Peri Schwartz. American (1951- ). Self-Portrait at Night IV, 1985. Print, monotype. 30 15/16 in x 21 in.  Purchase with Wise Fund for Fine Arts, 2001.575.
Peri Schwartz (American, born 1951). “Self-Portrait at Night IV,” 1985. Monotype. Purchase with Wise Fund for Fine Arts, 2001.575

In her work, Schwartz says she strives for a balance between representation and abstraction. One of the ways she achieves this is through a grid technique, which she acquired in school when learning the basics of composition, and which is now an essential part of her work. She initially applied the grid when composing self-portraits, such as Self-Portrait at Night IV (1985, monotype), as a way to remember exactly where she was sitting, and now uses grids in all of her work. Schwartz’s grids extend beyond the canvas or paper and onto the walls, tables, and books in her studio, turning the space into a real-life grid with intervals on the walls and in the painting.

Grid lines are visible on the walls of Peri Schwartz's studio in New Rochell, New York.
Grid lines are visible on the walls of Peri Schwartz’s studio in New Rochelle, New York.

One of the reasons Schwartz says she loves working with monotypes is that they function as a record of where she’s been compositionally. Prints are much more immediate than painting or drawing, and each monotype typically yields two prints — the original print and what is often called a ghost print, which is made with the ink left on the plate after the first printing. These ghost prints can be great ways to build new colors and interpret the composition in a new way. More prints can be laid on top of the ghost print, similar to a color etching where a different etched plate is used for each color. Schwartz’s video on monotyping provides a good overview of the process: https://vimeo.com/121209304.

Schwartz uses plexiglass as the surface for the prints, and Q-tips to clean up the lines of the forms and colors. One of the things she likes about printmaking, she says, is the freshness of colors that can be achieved, and that the original white of the paper can be maintained to bring out these colors. In printmaking Schwartz says that she feels there is more space between the composition and the actual paper, leaving room for necessary contemplation of the arrangement of the subject before putting ink to the plexiglass plate. Prints cannot be erased or painted over, and the final work is the product of only a few prints of a certain plate.

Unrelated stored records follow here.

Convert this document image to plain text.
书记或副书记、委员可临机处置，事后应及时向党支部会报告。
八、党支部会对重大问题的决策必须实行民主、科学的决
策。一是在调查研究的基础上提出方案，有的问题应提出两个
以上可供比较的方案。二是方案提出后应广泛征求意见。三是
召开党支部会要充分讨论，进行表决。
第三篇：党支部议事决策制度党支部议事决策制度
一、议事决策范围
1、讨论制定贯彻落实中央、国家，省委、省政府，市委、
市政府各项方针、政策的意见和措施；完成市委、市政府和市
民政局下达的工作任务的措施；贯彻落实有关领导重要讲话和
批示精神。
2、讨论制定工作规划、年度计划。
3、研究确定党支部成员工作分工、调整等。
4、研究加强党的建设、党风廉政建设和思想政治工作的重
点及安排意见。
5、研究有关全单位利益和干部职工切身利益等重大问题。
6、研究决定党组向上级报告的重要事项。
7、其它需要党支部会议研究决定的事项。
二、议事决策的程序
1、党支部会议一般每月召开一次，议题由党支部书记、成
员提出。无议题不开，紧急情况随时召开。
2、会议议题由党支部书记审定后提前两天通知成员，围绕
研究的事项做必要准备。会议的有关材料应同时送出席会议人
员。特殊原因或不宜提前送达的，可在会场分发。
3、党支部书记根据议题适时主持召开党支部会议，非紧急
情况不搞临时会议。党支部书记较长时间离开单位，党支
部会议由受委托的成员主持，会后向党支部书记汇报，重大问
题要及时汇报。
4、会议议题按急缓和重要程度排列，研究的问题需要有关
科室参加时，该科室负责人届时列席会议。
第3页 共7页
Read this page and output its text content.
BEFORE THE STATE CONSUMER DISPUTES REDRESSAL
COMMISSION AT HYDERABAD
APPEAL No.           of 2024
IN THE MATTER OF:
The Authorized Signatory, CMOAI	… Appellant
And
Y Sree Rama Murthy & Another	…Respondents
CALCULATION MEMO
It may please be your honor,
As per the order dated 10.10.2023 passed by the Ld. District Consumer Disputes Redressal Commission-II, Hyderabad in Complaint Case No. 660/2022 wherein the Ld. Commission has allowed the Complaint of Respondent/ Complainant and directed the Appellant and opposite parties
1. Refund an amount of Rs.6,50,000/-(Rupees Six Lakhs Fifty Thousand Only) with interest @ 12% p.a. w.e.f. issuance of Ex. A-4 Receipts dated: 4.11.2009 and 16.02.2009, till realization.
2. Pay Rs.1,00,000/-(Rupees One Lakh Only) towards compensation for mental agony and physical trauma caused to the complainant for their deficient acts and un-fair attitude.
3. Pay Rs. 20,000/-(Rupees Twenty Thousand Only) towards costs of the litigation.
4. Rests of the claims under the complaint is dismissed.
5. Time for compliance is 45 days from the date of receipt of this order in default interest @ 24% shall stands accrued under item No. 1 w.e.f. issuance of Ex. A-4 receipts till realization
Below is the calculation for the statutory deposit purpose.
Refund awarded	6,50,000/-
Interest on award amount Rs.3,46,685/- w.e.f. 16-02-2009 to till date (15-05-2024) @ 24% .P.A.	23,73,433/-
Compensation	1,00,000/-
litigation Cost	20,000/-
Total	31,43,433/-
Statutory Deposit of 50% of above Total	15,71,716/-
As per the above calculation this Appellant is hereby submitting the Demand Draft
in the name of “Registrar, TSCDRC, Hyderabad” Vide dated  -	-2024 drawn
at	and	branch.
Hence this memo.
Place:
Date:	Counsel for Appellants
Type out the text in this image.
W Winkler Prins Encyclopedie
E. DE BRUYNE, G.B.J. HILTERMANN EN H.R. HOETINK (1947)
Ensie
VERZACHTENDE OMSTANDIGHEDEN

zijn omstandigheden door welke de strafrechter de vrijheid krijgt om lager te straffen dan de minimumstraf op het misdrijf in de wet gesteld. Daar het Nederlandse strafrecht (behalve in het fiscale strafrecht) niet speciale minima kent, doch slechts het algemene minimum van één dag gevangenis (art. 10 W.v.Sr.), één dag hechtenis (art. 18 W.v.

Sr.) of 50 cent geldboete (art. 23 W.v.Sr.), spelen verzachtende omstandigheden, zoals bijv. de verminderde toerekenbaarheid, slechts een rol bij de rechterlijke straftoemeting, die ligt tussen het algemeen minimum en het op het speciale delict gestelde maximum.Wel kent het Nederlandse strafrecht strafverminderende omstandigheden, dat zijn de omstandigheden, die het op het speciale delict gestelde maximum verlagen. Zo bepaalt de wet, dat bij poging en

The series to which Bottles & Jars XXXI belongs focuses exclusively on bottles and jars. Schwartz sees this series as a “marriage of subject matter” and medium, combining the liquid of ink with the liquid in the bottles. In Bottles & Jars XXXI, an intense red liquid overlaps a jar with orange liquid, and white bottles are set in contrast next to yellow and red. The colors reflected on the table and the overlapping cylindrical forms make this print both realistic and abstract.

Peri Schwartz. American (1951- ). Painting, 2015.
Peri Schwartz (American, born 1951). Untitled, 2015. Painting. Scheduled to be on view at the University of Mississippi Museum in fall 2015

Schwartz’s monotype Bottles & Jars XXXI, as well as her self-portrait monotype and recent painting, all exemplify her combination of realism and abstraction. By working directly from life, using the grid to lay out and analyze each composition, and continuously rearranging the composition, Schwartz’s work has an undeniable sense of energy and coherence that still lifes often lack.